Cette enquête n’est pas uniquement destinée aux investisseurs. Elle intéresse également en premier plan les autorités de régulation, les différentes associations de gestion ainsi que les média spécialisés. L’objectif du document est de servir de base de réflexion et de contribuer progressivement à l’adoption des meilleures pratiques pour servir  les investisseurs.

La France obtient une note moyenne dans tous les domaines : B pour la régulation et les taxes, C pour la transparence, C pour les frais et commissions, et B- pour les pratiques commerciales et la qualité des média. Notre système de taxation est notamment bien noté car il favorise les investissements sur le long terme. Nos média sont considérés comme de bonne qualité : ils mettent globalement  en avant les bonnes pratiques telles que le maintien d’un horizon d’investissement long par exemple. La transparence et les frais et commissions sont les deux domaines où nous pouvons nous améliorer.
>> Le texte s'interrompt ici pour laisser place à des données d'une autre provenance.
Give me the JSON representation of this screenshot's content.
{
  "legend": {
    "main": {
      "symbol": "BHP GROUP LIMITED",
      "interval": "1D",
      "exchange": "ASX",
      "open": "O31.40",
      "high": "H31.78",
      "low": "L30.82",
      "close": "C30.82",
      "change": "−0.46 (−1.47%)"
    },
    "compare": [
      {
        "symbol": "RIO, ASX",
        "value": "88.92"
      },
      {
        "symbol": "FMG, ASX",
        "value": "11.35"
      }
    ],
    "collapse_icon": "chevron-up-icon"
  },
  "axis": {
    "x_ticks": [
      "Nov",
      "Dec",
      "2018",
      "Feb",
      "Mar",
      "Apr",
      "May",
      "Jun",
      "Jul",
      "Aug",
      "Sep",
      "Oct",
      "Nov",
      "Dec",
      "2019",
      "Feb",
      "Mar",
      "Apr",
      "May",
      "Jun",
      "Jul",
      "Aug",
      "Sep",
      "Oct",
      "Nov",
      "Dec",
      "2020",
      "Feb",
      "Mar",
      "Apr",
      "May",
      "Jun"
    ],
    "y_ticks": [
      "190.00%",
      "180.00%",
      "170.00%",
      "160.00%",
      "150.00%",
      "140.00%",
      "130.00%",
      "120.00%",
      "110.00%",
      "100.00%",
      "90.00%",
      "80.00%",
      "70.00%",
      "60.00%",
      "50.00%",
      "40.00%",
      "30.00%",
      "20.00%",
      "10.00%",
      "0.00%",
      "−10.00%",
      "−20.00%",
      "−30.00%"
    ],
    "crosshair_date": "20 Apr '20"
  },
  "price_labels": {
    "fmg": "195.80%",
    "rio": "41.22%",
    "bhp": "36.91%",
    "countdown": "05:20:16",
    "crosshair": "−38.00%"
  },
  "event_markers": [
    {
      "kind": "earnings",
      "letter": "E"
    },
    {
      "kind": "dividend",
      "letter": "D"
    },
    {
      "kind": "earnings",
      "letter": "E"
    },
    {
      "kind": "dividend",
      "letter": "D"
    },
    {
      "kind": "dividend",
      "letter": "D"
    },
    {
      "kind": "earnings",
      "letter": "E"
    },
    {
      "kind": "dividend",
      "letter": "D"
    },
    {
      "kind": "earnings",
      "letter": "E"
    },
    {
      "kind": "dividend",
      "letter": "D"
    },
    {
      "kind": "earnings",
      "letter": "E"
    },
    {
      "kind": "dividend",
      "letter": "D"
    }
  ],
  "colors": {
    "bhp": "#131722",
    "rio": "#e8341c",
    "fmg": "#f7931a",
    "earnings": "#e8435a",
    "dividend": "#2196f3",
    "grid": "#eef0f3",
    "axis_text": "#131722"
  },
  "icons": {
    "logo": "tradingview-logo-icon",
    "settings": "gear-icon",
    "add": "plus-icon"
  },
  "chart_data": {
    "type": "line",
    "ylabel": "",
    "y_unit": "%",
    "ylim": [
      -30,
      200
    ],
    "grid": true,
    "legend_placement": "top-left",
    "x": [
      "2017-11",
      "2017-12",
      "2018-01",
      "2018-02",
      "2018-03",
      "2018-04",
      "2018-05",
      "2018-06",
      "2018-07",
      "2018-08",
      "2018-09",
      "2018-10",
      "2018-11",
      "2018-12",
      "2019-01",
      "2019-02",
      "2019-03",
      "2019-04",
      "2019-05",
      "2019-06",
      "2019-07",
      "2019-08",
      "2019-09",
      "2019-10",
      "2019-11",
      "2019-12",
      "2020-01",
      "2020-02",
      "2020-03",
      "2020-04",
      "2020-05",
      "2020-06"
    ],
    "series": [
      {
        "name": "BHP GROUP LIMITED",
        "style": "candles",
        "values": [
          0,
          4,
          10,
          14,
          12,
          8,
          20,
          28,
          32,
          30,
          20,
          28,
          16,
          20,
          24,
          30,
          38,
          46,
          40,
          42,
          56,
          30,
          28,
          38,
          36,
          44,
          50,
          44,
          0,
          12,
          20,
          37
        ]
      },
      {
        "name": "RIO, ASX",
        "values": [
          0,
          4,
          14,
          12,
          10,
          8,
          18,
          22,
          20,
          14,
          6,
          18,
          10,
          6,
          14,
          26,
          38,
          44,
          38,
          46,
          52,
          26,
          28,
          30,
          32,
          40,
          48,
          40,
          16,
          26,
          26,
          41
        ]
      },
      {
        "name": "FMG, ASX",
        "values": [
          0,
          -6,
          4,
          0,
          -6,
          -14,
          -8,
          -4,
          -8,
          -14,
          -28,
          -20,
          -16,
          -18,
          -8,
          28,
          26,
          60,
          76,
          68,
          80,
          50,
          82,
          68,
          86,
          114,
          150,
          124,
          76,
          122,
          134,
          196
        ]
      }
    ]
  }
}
En matière de transparence, nos principaux points faibles concernent la fréquence de publication des inventaires de portefeuille et l’absence d’information sur les gérants. Les inventaires de portefeuilles ne sont généralement diffusés qu’une fois par an, dans le rapport annuel audité. C’est non seulement trop peu mais aussi trop tard : le décalage entre la publication du rapport annuel et la date de l’inventaire de portefeuille est bien souvent supérieur à 6 mois. Sans ces informations, l’investisseur ne connait pas les biais de style d’un fonds, ses paris actifs, ni même son attribution de performance. Dans ces conditions, il est impossible de comparer les fonds entre eux et de faire un choix éclairé. A titre de comparaison, dans les pays les mieux notés dans ce domaine, les Etats-Unis et la Suède, les investisseurs ont accès aux inventaires de portefeuille sur une base trimestrielle. En matière d’information sur les gérants, les sociétés de gestion françaises peuvent également mieux faire. Même si les fiches commerciales mentionnent de plus en plus souvent le nom des gérants, un progrès notable de ces dernières années, les investisseurs n’ont encore bien souvent droit qu’à un « équipe de gestion » (merci pour l’information !) et ne savent surtout pas depuis quand le ou la gérant(e) est aux commandes. Les investisseurs américains eux savent qui gère (en cas de gestion collégiale, le prospectus doit lister les cinq premiers gérants et être amendé à chaque changement), depuis quand, la structure de la rémunération du gérant, et le montant de ses investissements personnels dans le fonds qu’il gère. Le contraste est saisissant.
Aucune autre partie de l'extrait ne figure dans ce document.